Kobe scored 8 points in overtime on 4-of-5 shooting from the field, gave a master classs from 6 meters, put a tremendous plug on Austin Crosherese that generated applause from his bench (Shaq, sent off, in the lead) played shots with many seconds on the scoreboard and, at 117-118 for the Angelenos, grabbed an impressive rebound off a whimsical attempt by Brian Shaw and pushed the ball against the board with 5.9 seconds to go to give the Angelenos an advantage which would later be final. A last free throw by the Pacers and the failure of Reggie Miller (35 points with 6 of 9 in triples) certified the victory of the Lakers, the final 118-120 and a 3-1 that Indiana would no longer be able to lift. The Lakers, who lost the fifth game, resolved in the sixth with 26 points and 10 rebounds and 4 assists from Kobe, and 41 points, 12 rebounds and 4 blocks from Shaquille, ultimately MVP of the Finals.

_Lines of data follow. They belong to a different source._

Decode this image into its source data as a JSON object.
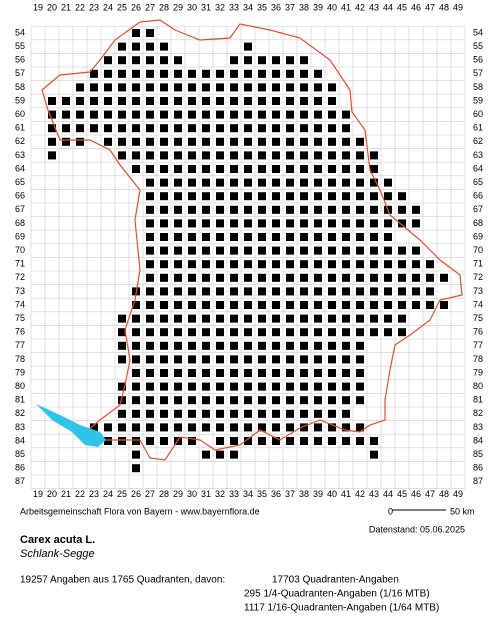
{
  "map": {
    "columns": [
      19,
      20,
      21,
      22,
      23,
      24,
      25,
      26,
      27,
      28,
      29,
      30,
      31,
      32,
      33,
      34,
      35,
      36,
      37,
      38,
      39,
      40,
      41,
      42,
      43,
      44,
      45,
      46,
      47,
      48,
      49
    ],
    "rows": [
      54,
      55,
      56,
      57,
      58,
      59,
      60,
      61,
      62,
      63,
      64,
      65,
      66,
      67,
      68,
      69,
      70,
      71,
      72,
      73,
      74,
      75,
      76,
      77,
      78,
      79,
      80,
      81,
      82,
      83,
      84,
      85,
      86,
      87
    ],
    "spans": [
      [
        54,
        26,
        27
      ],
      [
        55,
        25,
        28
      ],
      [
        55,
        34,
        34
      ],
      [
        56,
        24,
        29
      ],
      [
        56,
        33,
        38
      ],
      [
        57,
        23,
        39
      ],
      [
        58,
        22,
        40
      ],
      [
        59,
        20,
        40
      ],
      [
        60,
        20,
        41
      ],
      [
        61,
        20,
        41
      ],
      [
        62,
        20,
        22
      ],
      [
        62,
        24,
        42
      ],
      [
        63,
        20,
        20
      ],
      [
        63,
        25,
        43
      ],
      [
        64,
        26,
        43
      ],
      [
        65,
        27,
        44
      ],
      [
        66,
        27,
        45
      ],
      [
        67,
        27,
        46
      ],
      [
        68,
        27,
        46
      ],
      [
        69,
        27,
        44
      ],
      [
        70,
        27,
        46
      ],
      [
        71,
        27,
        47
      ],
      [
        72,
        27,
        48
      ],
      [
        73,
        26,
        47
      ],
      [
        74,
        26,
        48
      ],
      [
        75,
        25,
        45
      ],
      [
        76,
        25,
        45
      ],
      [
        77,
        25,
        42
      ],
      [
        78,
        25,
        42
      ],
      [
        79,
        26,
        42
      ],
      [
        80,
        25,
        42
      ],
      [
        81,
        25,
        42
      ],
      [
        82,
        25,
        41
      ],
      [
        83,
        23,
        42
      ],
      [
        84,
        23,
        30
      ],
      [
        84,
        32,
        43
      ],
      [
        85,
        26,
        26
      ],
      [
        85,
        31,
        33
      ],
      [
        85,
        43,
        43
      ],
      [
        86,
        26,
        26
      ]
    ],
    "scale_start": "0",
    "scale_end": "50 km"
  },
  "footer": {
    "credit": "Arbeitsgemeinschaft Flora von Bayern - www.bayernflora.de",
    "date": "Datenstand: 05.06.2025",
    "species": "Carex acuta L.",
    "common_name": "Schlank-Segge",
    "summary": "19257 Angaben aus 1765 Quadranten, davon:",
    "counts": [
      "17703 Quadranten-Angaben",
      "295 1/4-Quadranten-Angaben (1/16 MTB)",
      "1117 1/16-Quadranten-Angaben (1/64 MTB)"
    ]
  }
}
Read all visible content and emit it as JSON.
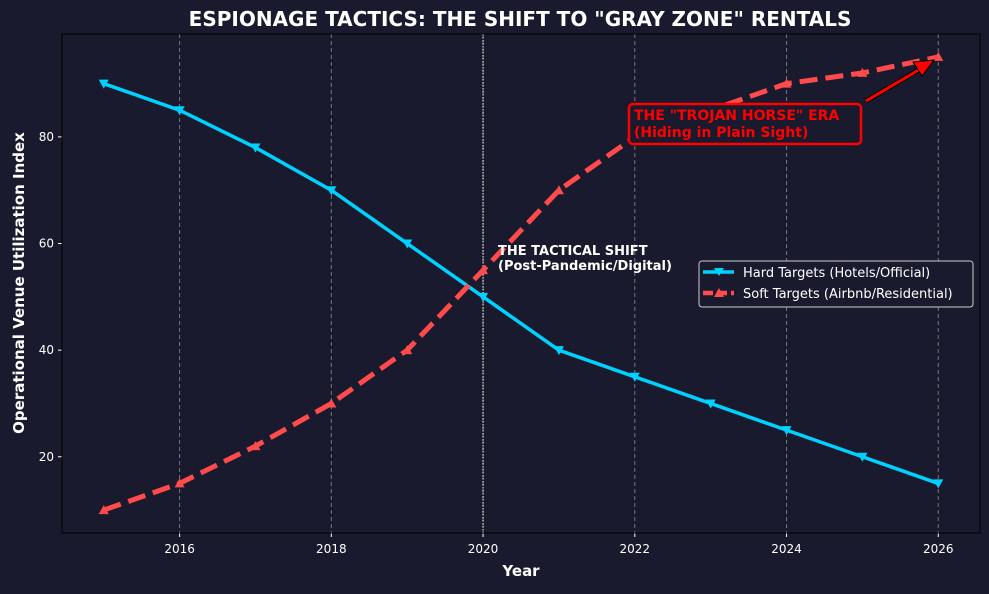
{
  "chart_data": {
    "type": "line",
    "title": "ESPIONAGE TACTICS: THE SHIFT TO \"GRAY ZONE\" RENTALS",
    "xlabel": "Year",
    "ylabel": "Operational Venue Utilization Index",
    "x": [
      2015,
      2016,
      2017,
      2018,
      2019,
      2020,
      2021,
      2022,
      2023,
      2024,
      2025,
      2026
    ],
    "xlim": [
      2014.45,
      2026.55
    ],
    "ylim": [
      5.7,
      99.3
    ],
    "xticks": [
      2016,
      2018,
      2020,
      2022,
      2024,
      2026
    ],
    "yticks": [
      20,
      40,
      60,
      80
    ],
    "grid": "vertical dashed",
    "legend_position": "center-right",
    "series": [
      {
        "name": "Hard Targets (Hotels/Official)",
        "color": "#00d2ff",
        "marker": "triangle-down",
        "style": "solid",
        "values": [
          90,
          85,
          78,
          70,
          60,
          50,
          40,
          35,
          30,
          25,
          20,
          15
        ]
      },
      {
        "name": "Soft Targets (Airbnb/Residential)",
        "color": "#ff4b4b",
        "marker": "triangle-up",
        "style": "dashed",
        "values": [
          10,
          15,
          22,
          30,
          40,
          55,
          70,
          80,
          85,
          90,
          92,
          95
        ]
      }
    ],
    "annotations": [
      {
        "text_line1": "THE TACTICAL SHIFT",
        "text_line2": "(Post-Pandemic/Digital)",
        "x": 2020,
        "color": "#ffffff"
      },
      {
        "text_line1": "THE \"TROJAN HORSE\" ERA",
        "text_line2": "(Hiding in Plain Sight)",
        "arrow_to": [
          2026,
          95
        ],
        "color": "#ff0000"
      }
    ]
  }
}
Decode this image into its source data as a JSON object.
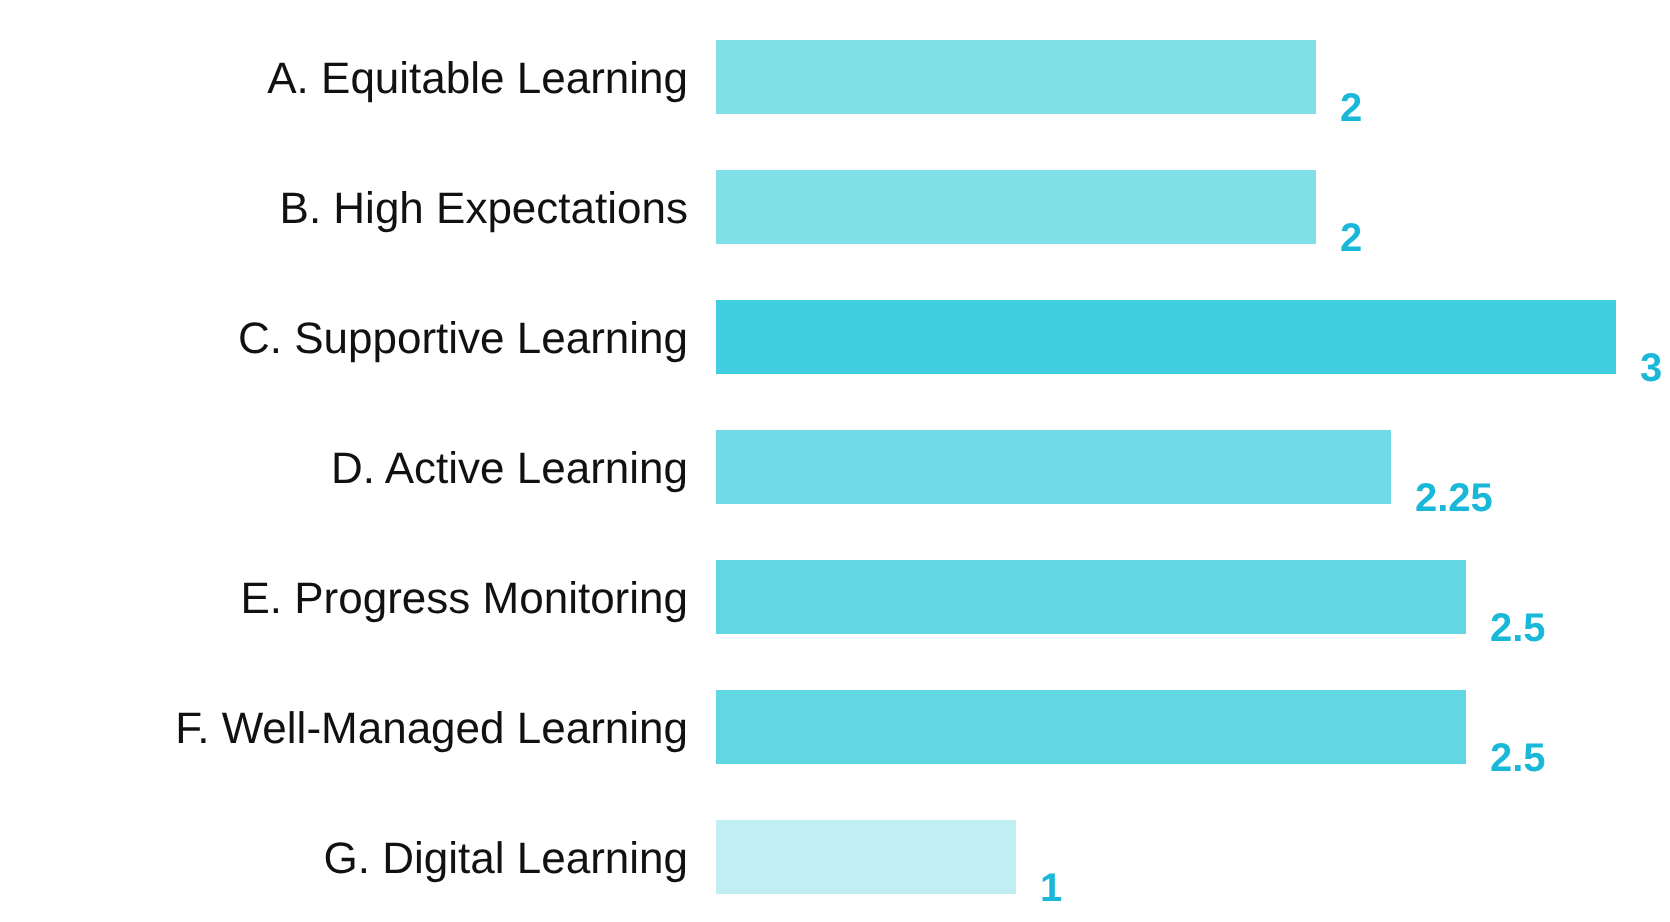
{
  "chart_data": {
    "type": "bar",
    "orientation": "horizontal",
    "categories": [
      "A. Equitable Learning",
      "B. High Expectations",
      "C. Supportive Learning",
      "D. Active Learning",
      "E. Progress Monitoring",
      "F. Well-Managed Learning",
      "G. Digital Learning"
    ],
    "values": [
      2,
      2,
      3,
      2.25,
      2.5,
      2.5,
      1
    ],
    "colors": [
      "#80e0e8",
      "#80e0e8",
      "#40cfe0",
      "#70dbe6",
      "#60d7e3",
      "#60d7e3",
      "#c0eef2"
    ],
    "data_labels": true,
    "grid": false,
    "legend": false
  }
}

And that was always Shaq’s team; But never, in the history of the NBA, has a second sword been so close to the first nor has it managed to converge in such a way with the first, to pass over it as of 2003 and then rise up, with the farewell of O’Neal and the controversy that accompanied him, as the face of a project that was definitely his.

That was Kobe’s game, his first big showing in the NBA Finals. And while his first step toward becoming a legend was Game 7 of the series that decided the West playoffs, the resilience and endurance to pain displayed in the fourth round against the Pacers allowed Phil Jackson to have a deja vu that provoked the nostalgic memory of Jordan. And this is how the mythical coach remembers it in one of those books in which he reviews his memories, Eleven rings: “It was the first time that Kobe reminded me of Jordan“And it was not because of the obsession of the Black mamba for His Airness. Nor because of the almost millimeter imitation of the movements of the basketball player he loved so much. It was the endurance of the ankle pain, the resistance to blows, the enormous inner strength that emanated from his person. All that was what allowed Kobe to be, and to continue being today, the person who has come closest, or even competed, with the greatest voracious desire to win in NBA history. A game in which he finished, at 21, with 28 points (14 of 27 in field goals), 4 rebounds and 5 assists. Almost nothing.